3 thoughts on “A sealed envelope inside a locked box…

  1. Or neighbours?

    The house would have to be made very, very interesting, visually I mean, to compensate for the fact that the premise is so confined. It sounds like (except for the origin story of the young landlady) we’d never get to see the world outside the house. So all the rooms would have to be over-decorated and busy, and regularly changing so we don’t start to mentally filter out the decor, which would be a challenge for the production’s continuity staff.

    It would also have to be a house with a lot of narrow spaces, so no character is ever far from a wall. That would make filming more difficult—it would have to be all hand-held cameras. There wouldn’t be much room for those big cameras on wheels.

    One way to cheat when it comes to not leaving a confined location is to do it via TV and radio and so on. We can escape our stagey prison by having the characters watch TV (and of course you have to actually show the thing they’re watching, not just have a flickering light reflecting on their faces and hear audio). Then you can have the characters react to news from the outside world, or watch an old B-movie (which would be fun to film).

    Also, the windows of the building. Things should happen outside them. And not in a fake way, where there’s clearly nothing out there but a studio wall with some trees and occasionally the neighbour walks by, but a real world, where you could point the camera out the window and see a lawn and a street and houses, and characters doing weird stuff. For example, I would have a scene where there’s some kind of huge police incident on the street just outside. Unruly crowds of people. Helicopters. Smoke grenades. Think of the shantytown raid in They Live. And you’d actually take the handheld camera over to the window and look outside and show it. No being cheap and just having a red-and-blue police-car light shining in through a fake window while the characters describe things to us.

    OK, you could fake the helicopter with a sound effect. I’ll allow that. The sound alone provides pretty good atmosphere. But even that’s pushing it. I’d rather you insert stock footage of a helicopter than take the stagey way out.

  2. Looking back over the idea, I can see our token healthy person as being a way to move things out of the house. Plus, while our characters can’t go out very often, other people can come in.

    Remember, Friends mostly took place in two apartments. Cheers took place almost entirely in the same bar. Confined locations don’t have to feel confined if you keep things moving and the audience is laughing.

    Oh, and remember that each of the four residents has their own bedroom, and there can be other rooms of the house too, like a kitchen or a solarium or a library or the back yard or a simple hallway.

    It’s not as claustrophobic as it sounds.

    Oh, and yes, neighbours would be perfect. Probably more than one set.
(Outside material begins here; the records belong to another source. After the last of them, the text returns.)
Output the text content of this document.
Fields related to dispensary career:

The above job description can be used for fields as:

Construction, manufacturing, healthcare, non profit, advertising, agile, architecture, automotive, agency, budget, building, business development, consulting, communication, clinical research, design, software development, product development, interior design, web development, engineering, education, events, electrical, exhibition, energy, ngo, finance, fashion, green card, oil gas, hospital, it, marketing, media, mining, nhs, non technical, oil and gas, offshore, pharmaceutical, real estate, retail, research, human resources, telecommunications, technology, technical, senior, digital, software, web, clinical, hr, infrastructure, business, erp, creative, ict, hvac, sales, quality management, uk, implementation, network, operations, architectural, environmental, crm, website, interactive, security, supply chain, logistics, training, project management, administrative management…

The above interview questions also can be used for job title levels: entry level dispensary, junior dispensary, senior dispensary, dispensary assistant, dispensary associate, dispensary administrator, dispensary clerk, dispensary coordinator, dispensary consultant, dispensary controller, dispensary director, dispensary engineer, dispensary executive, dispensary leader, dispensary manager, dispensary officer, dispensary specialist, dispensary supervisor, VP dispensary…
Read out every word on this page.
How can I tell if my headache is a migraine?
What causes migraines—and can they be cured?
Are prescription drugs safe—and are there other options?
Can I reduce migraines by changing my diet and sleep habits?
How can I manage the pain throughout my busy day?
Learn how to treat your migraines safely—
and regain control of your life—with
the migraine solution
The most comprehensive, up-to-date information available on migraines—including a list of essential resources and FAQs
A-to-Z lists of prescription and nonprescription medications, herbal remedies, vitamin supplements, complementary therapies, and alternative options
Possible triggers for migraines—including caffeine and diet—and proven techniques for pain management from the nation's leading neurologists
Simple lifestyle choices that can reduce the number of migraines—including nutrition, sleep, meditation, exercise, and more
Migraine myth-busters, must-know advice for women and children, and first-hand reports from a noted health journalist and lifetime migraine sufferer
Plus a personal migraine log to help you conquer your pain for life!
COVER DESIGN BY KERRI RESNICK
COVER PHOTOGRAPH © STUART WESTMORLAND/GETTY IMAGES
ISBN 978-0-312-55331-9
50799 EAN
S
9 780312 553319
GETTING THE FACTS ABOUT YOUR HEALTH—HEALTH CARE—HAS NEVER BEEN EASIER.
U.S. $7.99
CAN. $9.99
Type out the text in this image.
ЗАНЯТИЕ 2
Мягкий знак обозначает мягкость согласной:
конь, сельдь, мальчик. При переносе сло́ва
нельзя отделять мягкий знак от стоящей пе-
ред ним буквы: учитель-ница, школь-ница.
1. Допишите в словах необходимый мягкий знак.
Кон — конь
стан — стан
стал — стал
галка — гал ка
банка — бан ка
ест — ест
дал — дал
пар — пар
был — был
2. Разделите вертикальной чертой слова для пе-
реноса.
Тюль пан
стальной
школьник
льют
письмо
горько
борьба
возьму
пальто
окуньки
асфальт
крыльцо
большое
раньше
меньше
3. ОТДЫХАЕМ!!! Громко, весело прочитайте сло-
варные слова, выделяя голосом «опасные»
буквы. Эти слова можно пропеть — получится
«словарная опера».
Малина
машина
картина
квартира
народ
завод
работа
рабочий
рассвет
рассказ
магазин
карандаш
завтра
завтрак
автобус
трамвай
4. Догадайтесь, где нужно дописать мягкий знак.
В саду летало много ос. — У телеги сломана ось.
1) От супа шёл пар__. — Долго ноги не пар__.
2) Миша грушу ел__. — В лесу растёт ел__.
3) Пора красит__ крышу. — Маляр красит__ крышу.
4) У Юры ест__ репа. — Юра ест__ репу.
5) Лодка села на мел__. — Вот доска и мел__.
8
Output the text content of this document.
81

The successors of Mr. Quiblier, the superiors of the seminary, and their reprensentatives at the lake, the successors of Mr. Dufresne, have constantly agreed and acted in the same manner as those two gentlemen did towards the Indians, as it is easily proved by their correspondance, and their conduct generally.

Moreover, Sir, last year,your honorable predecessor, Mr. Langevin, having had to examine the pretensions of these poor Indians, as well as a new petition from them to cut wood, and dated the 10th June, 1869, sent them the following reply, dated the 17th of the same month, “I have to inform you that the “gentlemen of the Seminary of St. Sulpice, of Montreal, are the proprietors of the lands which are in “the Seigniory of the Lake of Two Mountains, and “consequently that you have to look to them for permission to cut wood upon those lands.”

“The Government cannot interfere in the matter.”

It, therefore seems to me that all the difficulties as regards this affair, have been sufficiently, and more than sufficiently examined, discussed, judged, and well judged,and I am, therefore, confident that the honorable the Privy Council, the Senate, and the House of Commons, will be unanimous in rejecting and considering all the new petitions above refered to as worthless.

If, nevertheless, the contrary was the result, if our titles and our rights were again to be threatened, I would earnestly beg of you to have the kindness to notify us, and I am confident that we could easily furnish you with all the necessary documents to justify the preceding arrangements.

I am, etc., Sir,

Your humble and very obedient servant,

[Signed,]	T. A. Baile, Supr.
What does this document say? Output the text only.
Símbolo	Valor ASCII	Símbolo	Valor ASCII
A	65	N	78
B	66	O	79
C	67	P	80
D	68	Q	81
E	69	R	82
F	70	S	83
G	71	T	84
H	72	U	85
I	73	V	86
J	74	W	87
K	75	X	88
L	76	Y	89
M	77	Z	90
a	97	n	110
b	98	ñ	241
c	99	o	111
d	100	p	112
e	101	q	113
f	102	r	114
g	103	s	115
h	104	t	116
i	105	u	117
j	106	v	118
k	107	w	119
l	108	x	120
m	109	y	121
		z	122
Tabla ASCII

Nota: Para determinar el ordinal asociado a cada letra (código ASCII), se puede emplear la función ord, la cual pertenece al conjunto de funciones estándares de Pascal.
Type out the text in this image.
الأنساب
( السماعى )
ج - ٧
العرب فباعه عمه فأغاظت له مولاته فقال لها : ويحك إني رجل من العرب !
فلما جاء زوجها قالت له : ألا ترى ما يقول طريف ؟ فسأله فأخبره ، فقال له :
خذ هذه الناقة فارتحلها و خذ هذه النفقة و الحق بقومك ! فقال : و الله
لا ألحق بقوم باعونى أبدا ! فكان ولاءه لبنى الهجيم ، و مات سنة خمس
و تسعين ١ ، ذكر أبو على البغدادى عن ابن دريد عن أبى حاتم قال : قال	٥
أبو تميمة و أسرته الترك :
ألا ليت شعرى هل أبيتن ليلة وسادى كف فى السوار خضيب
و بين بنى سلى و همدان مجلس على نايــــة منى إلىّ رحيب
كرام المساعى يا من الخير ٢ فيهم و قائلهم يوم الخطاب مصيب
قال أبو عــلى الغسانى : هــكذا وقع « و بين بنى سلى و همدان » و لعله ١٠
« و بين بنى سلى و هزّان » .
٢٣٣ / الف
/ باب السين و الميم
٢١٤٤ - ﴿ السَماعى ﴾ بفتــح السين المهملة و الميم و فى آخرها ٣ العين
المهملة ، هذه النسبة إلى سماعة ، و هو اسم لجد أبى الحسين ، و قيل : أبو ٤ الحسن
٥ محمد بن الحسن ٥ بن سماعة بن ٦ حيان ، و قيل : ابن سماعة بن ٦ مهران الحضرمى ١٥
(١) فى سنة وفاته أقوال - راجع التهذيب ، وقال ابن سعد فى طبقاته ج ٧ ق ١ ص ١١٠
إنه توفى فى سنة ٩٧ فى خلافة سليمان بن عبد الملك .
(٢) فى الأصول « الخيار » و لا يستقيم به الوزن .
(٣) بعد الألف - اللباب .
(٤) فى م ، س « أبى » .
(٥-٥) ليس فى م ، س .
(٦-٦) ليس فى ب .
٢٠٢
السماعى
    • Yes, there are definitely ways to make the most of the limited location, and you’ll see that some of my suggestions are to do with that. Cheers had a very expensive-looking, realistic set. Good production values help with a limited location.

      With good enough writing you can make a limited location less stagey but the best thing is to not have to. The genius of Seinfeld was that it could suddenly cut to anywhere. We weren’t limited to the two cameras in his apartment, like on Barney Miller, where it sounds like something interesting is happening somewhere but we know with that sinking feeling of despair that we’re only going to hear about it later when they get back, not see it directly.